At this point it is instrumental to recall paragraph V.3.3 in the Commission on Genetic Testing’s guideline for prenatal screening. It demands that the algorithm for the computation of such risks to be comprehensible, scientifically justified and published in a peer review process. In particular the guideline stresses that scientifically justified means:

Demanded is publication of the entire algorithm with detailed software specification, which precisely and comprehensible describes how the risks are calculated.

With such a strong statement by the guideline about the transparency and reproducibility of the algorithm the above hide-and-seek seems absurd.

Since we at the time of testing (wrongly?) believed that the FMF-Germany algorithm was the one used in the lab report and its papers appeared comprehensible enough for a re-implementation, we decided to scrutinize the FMF-Germany algorithm further in order to understand the computations. Aim was to understand how components influenced the calculation, perform a sensitivity analysis and better understand the uncertainty associated with the reported risk. The FMF Algorithm 2012 was expected to be similar in style.

The FMF-Germany Procedure - PRC 3.0

The procedure described in Merz et al. (2016) entitled Prenatal Risk Calculation (PRC) uses a classic Bayesian diagnostic approach, where one computes a posterior odds for the fetus having T21 as

\[ \text{Posterior odds} = \text{Likelihood ratio} \cdot \text{Prior odds} \]

In the context of T21 first trimester screening, the prior odds is known to depend on maternal age and gestational age (at the time of screening) of the fetus. Tables for this can be found in, e.g., Table 4 of Snijders et al. (1999), which is shown below in the form of odds \(1:x\) for maternal age gaps of 5 years and selected gestational ages (measured in weeks). The gestational weeks relevant for the first trimester screening are the gestational weeks 10-13. Using a linear interpolation we obtain values for maternal and gestational age not covered in the table - see the trisomy21risk package code for details.

Table 1: Background risk in matrix form for T21 for maternal age (in years) and gestational age (in weeks) by Snijders et al. (1999).
Maternal Age	W10	W12	W14	W16	W20	W40
20	983	1068	1140	1200	1295	1527
25	870	946	1009	1062	1147	1352
30	576	626	668	703	759	895
35	229	249	266	280	302	356
40	62	68	72	76	82	97
45	15	16	17	18	19	23

From the table we see that the background risk increases with maternal age and decreases with gestational age.
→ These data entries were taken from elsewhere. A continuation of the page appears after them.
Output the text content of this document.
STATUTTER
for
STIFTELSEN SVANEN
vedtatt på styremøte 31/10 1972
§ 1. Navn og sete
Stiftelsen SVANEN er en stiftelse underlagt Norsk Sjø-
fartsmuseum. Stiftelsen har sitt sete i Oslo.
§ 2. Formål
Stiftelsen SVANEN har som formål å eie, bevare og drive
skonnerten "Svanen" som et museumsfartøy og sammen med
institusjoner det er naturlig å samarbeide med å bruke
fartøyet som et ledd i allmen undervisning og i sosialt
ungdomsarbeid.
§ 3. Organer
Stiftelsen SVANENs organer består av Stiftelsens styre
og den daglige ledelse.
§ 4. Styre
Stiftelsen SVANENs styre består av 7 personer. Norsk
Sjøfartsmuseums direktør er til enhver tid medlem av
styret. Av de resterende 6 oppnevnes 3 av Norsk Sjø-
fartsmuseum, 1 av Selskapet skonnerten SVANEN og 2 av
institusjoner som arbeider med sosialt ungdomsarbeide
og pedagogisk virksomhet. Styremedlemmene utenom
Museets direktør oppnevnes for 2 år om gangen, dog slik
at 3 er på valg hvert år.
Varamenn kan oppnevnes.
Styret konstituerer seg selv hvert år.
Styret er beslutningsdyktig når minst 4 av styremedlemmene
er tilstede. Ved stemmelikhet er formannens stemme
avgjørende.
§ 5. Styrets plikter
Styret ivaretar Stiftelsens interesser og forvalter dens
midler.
The latter is related to the fact that a T21 fetus has an increased risk of spontaneous abortion. One criticism of using the maternal age as background risk is that age is merely a proxy for processes and complications not well understood. From a certain maternal age, it is thus almost impossible to get a test-negative result, even though most babies born by mothers that age are healthy (Schmidt et al. 2007).

The above formula for the posterior odds means that we can compute the posterior probability for T21 as \[ \text{Posterior probability} = \left( 1 + \frac{1}{\operatorname{LR}_{joint}} \cdot \frac{1-\text{Prior probability}}{\text{Prior probability}} \right)^{-1}. \] The complicated part of the analysis is now to determine the joint likelihood ratio between the aneuploid pregnancies (i.e. T21 pregnancies) vs. euploid pregnancies (i.e. non-T21 pregnancies) as a function of the three biomarkers. In some cases additional continuous or binary markers indicating for example the smoking status, the visibility of the nasal bone on the ultrasound or the ductus venosus blood flow (expressed as pulsatility index) are used to distinguish further. For sake of exposition we use the presence of a nasal bone on the ultrasound as additional marker.
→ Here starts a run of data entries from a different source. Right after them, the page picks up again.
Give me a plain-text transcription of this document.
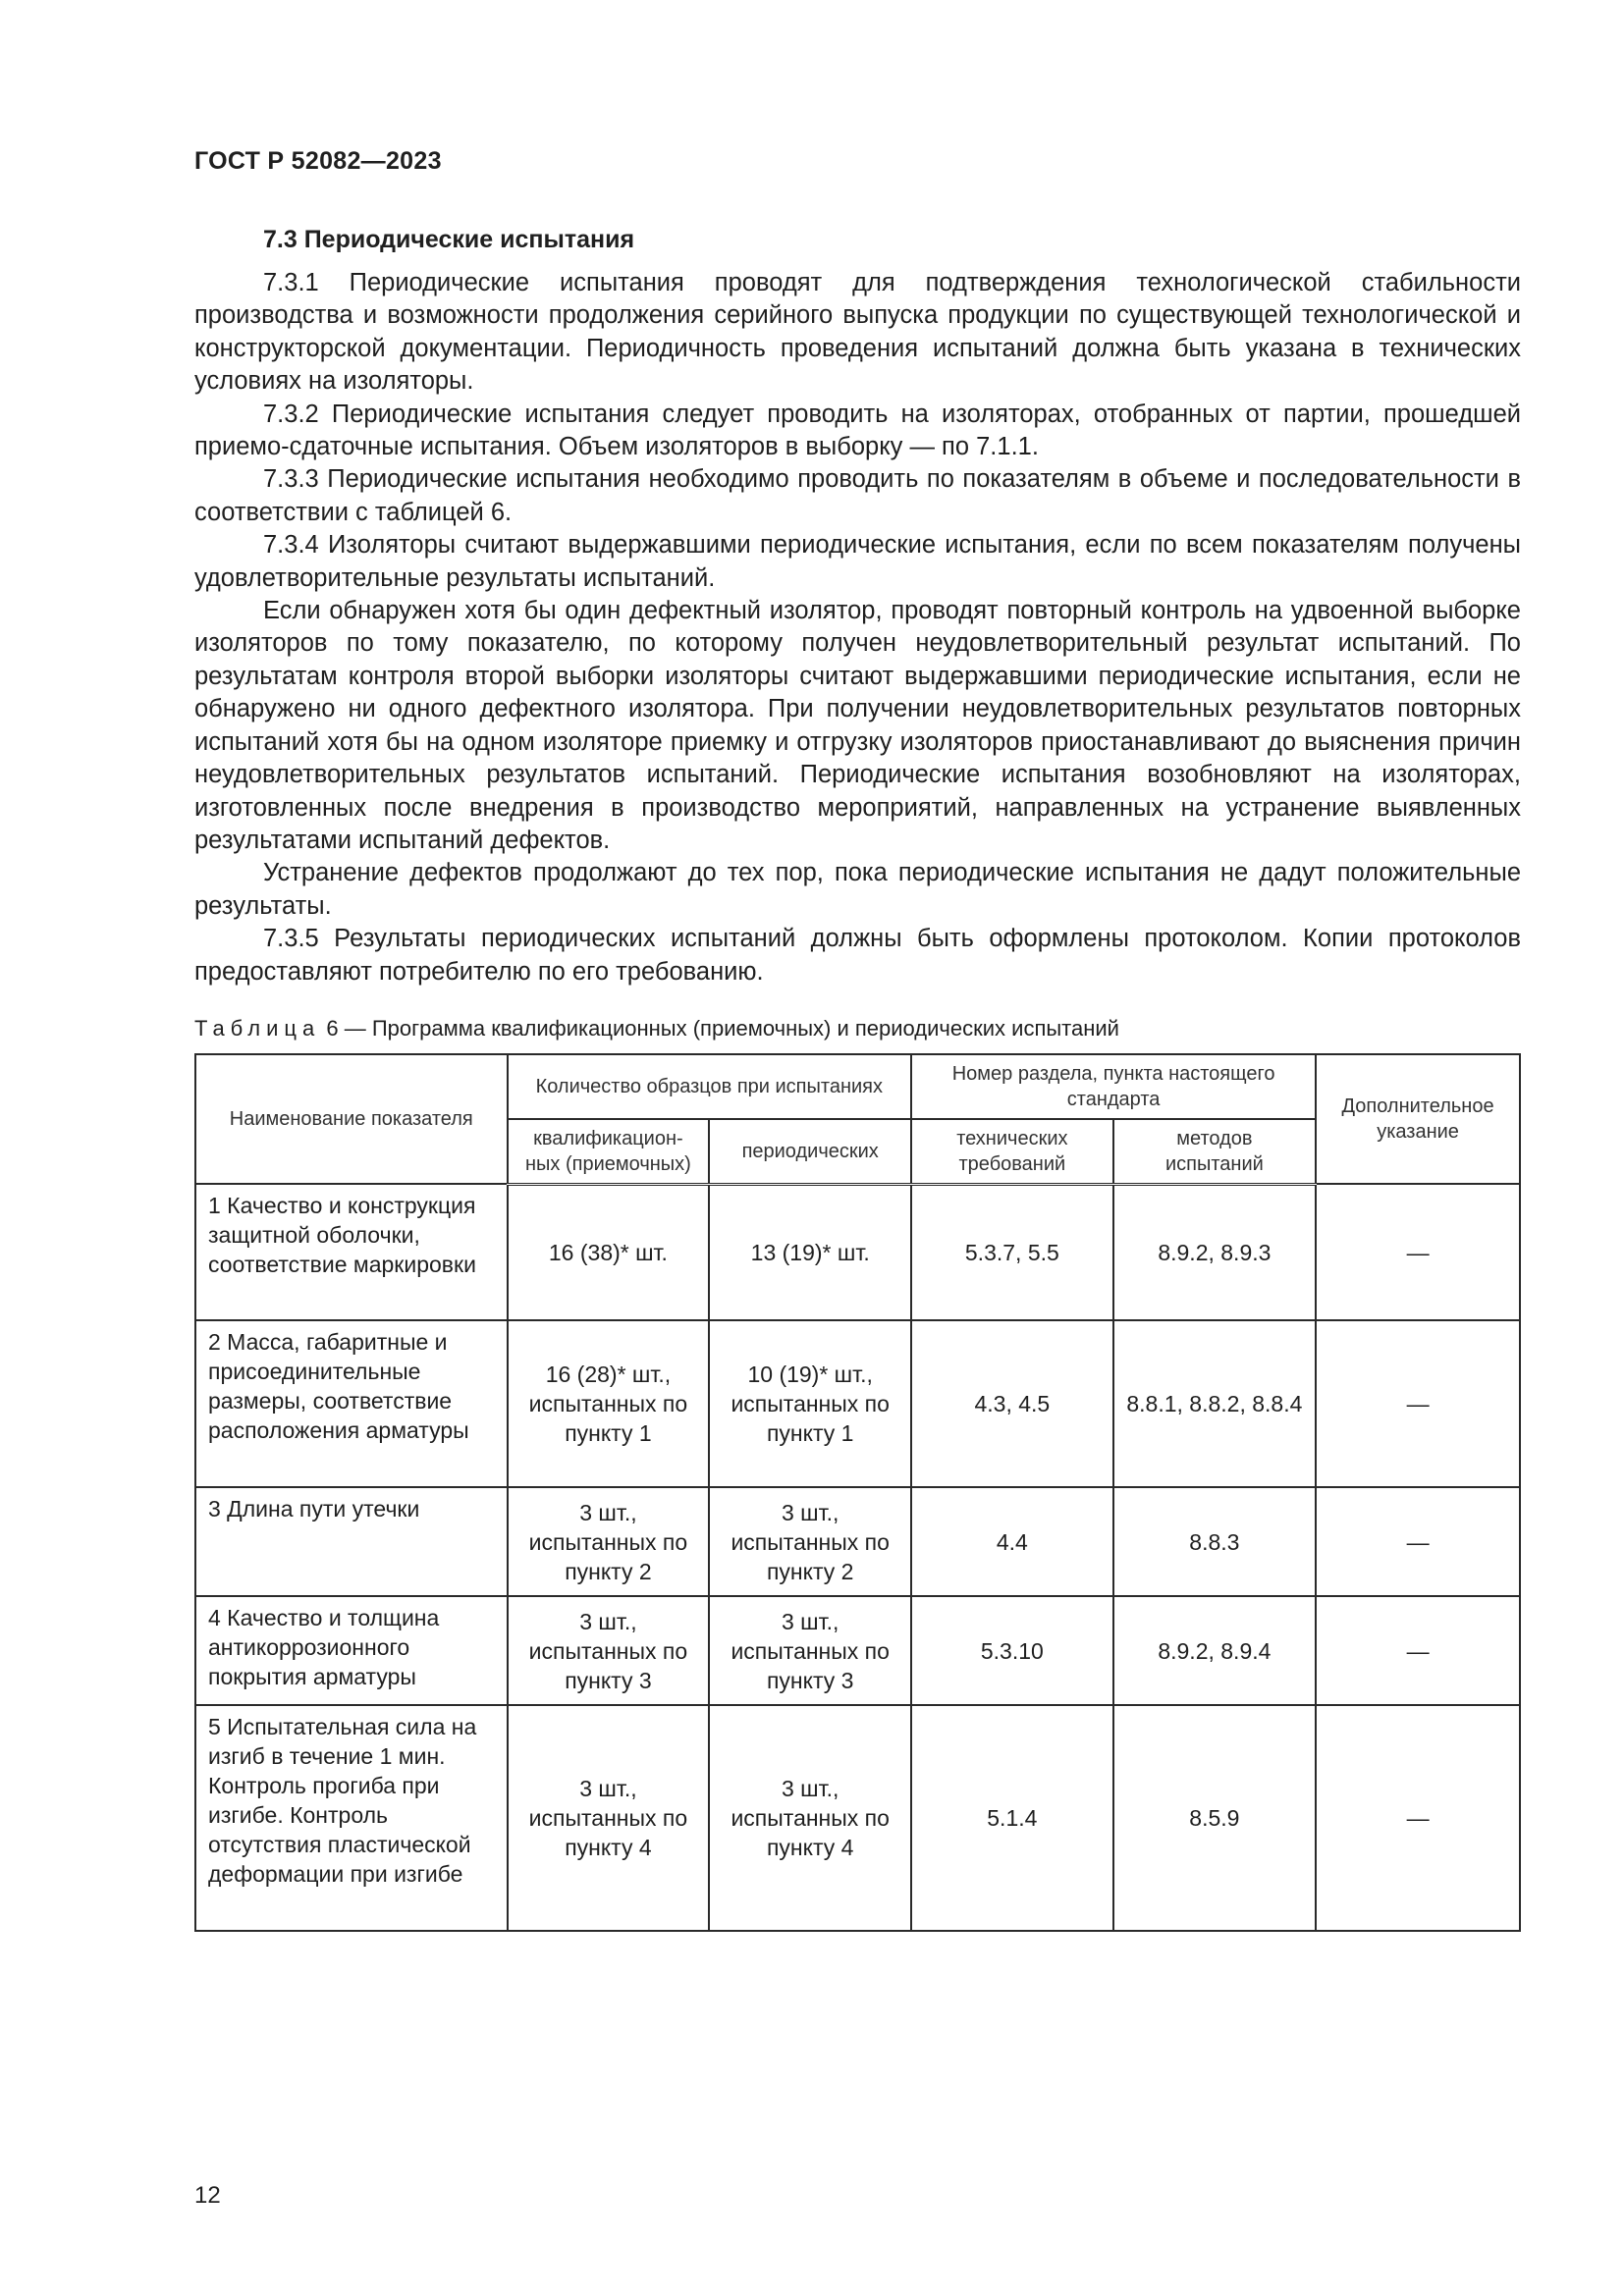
ГОСТ Р 52082—2023
7.3 Периодические испытания

7.3.1 Периодические испытания проводят для подтверждения технологической стабильности производства и возможности продолжения серийного выпуска продукции по существующей технологической и конструкторской документации. Периодичность проведения испытаний должна быть указана в технических условиях на изоляторы.

7.3.2 Периодические испытания следует проводить на изоляторах, отобранных от партии, прошедшей приемо-сдаточные испытания. Объем изоляторов в выборку — по 7.1.1.

7.3.3 Периодические испытания необходимо проводить по показателям в объеме и последовательности в соответствии с таблицей 6.

7.3.4 Изоляторы считают выдержавшими периодические испытания, если по всем показателям получены удовлетворительные результаты испытаний.

Если обнаружен хотя бы один дефектный изолятор, проводят повторный контроль на удвоенной выборке изоляторов по тому показателю, по которому получен неудовлетворительный результат испытаний. По результатам контроля второй выборки изоляторы считают выдержавшими периодические испытания, если не обнаружено ни одного дефектного изолятора. При получении неудовлетворительных результатов повторных испытаний хотя бы на одном изоляторе приемку и отгрузку изоляторов приостанавливают до выяснения причин неудовлетворительных результатов испытаний. Периодические испытания возобновляют на изоляторах, изготовленных после внедрения в производство мероприятий, направленных на устранение выявленных результатами испытаний дефектов.

Устранение дефектов продолжают до тех пор, пока периодические испытания не дадут положительные результаты.

7.3.5 Результаты периодических испытаний должны быть оформлены протоколом. Копии протоколов предоставляют потребителю по его требованию.

Таблица 6 — Программа квалификационных (приемочных) и периодических испытаний
Наименование показателя	Количество образцов при испытаниях		Номер раздела, пункта настоящего стандарта		Дополнительное указание
	квалификацион-ных (приемочных)	периодических	технических требований	методов испытаний	
1 Качество и конструкция защитной оболочки, соответствие маркировки	16 (38)* шт.	13 (19)* шт.	5.3.7, 5.5	8.9.2, 8.9.3	—
2 Масса, габаритные и присоединительные размеры, соответствие расположения арматуры	16 (28)* шт., испытанных по пункту 1	10 (19)* шт., испытанных по пункту 1	4.3, 4.5	8.8.1, 8.8.2, 8.8.4	—
3 Длина пути утечки	3 шт., испытанных по пункту 2	3 шт., испытанных по пункту 2	4.4	8.8.3	—
4 Качество и толщина антикоррозионного покрытия арматуры	3 шт., испытанных по пункту 3	3 шт., испытанных по пункту 3	5.3.10	8.9.2, 8.9.4	—
5 Испытательная сила на изгиб в течение 1 мин. Контроль прогиба при изгибе. Контроль отсутствия пластической деформации при изгибе	3 шт., испытанных по пункту 4	3 шт., испытанных по пункту 4	5.1.4	8.5.9	—
12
In Merz et al. (2011) and Merz et al. (2016) the likelihood ratio between aneuploid and euploid pregnancies is broken down into individual components by assuming that the random variables describing the observed value for the four risk factors are independent given ploidy (i.e. the T21 status):

\[ \begin{align*} \operatorname{LR}_{joint} &= \frac{f_{\text{aneu}}(y_{\text{NT}}, y_{\beta\text{-HCG}}, y_{\text{PAPP-A}}, y_{\text{nasal bone}})}{f_{\text{eu}}(y_{\text{NT}}, y_{\beta\text{-HCG}}, y_{\text{PAPP-A}}, y_{\text{nasal bone}})} \\ &= \left( \frac{f_{\text{aneu}, \text{NT}}(y_{\text{NT}})}{f_{\text{eu}, \text{NT}}(y_{\text{NT}})} \right) \cdot \left( \frac{f_{\text{aneu}, \beta\text{-HCG}}(y_{\beta\text{-HCG}}}{f_{\text{eu}, \beta\text{-HCG}}(y_{\beta\text{-HCG}})} \right) \cdot \left( \frac{f_{\text{aneu}, \text{PAPP-A}}(y_{\text{PAPP-A}})}{f_{\text{eu}, \text{PAPP-A}}(y_{\text{PAPP-A}})} \right) \cdot \left( \frac{f_{\text{aneu}, \text{nasal bone}}(y_{\text{nasal bone}})}{f_{\text{eu}, \text{nasal bone}}(y_{\text{nasal bone}})} \right)\\ &= \operatorname{LR}_{\text{NT}} \cdot \operatorname{LR}_{\beta\text{-HCG}} \cdot \operatorname{LR}_{\text{PAPP-A}} \cdot \operatorname{LR}_{\text{nasal bone}} \end{align*} \]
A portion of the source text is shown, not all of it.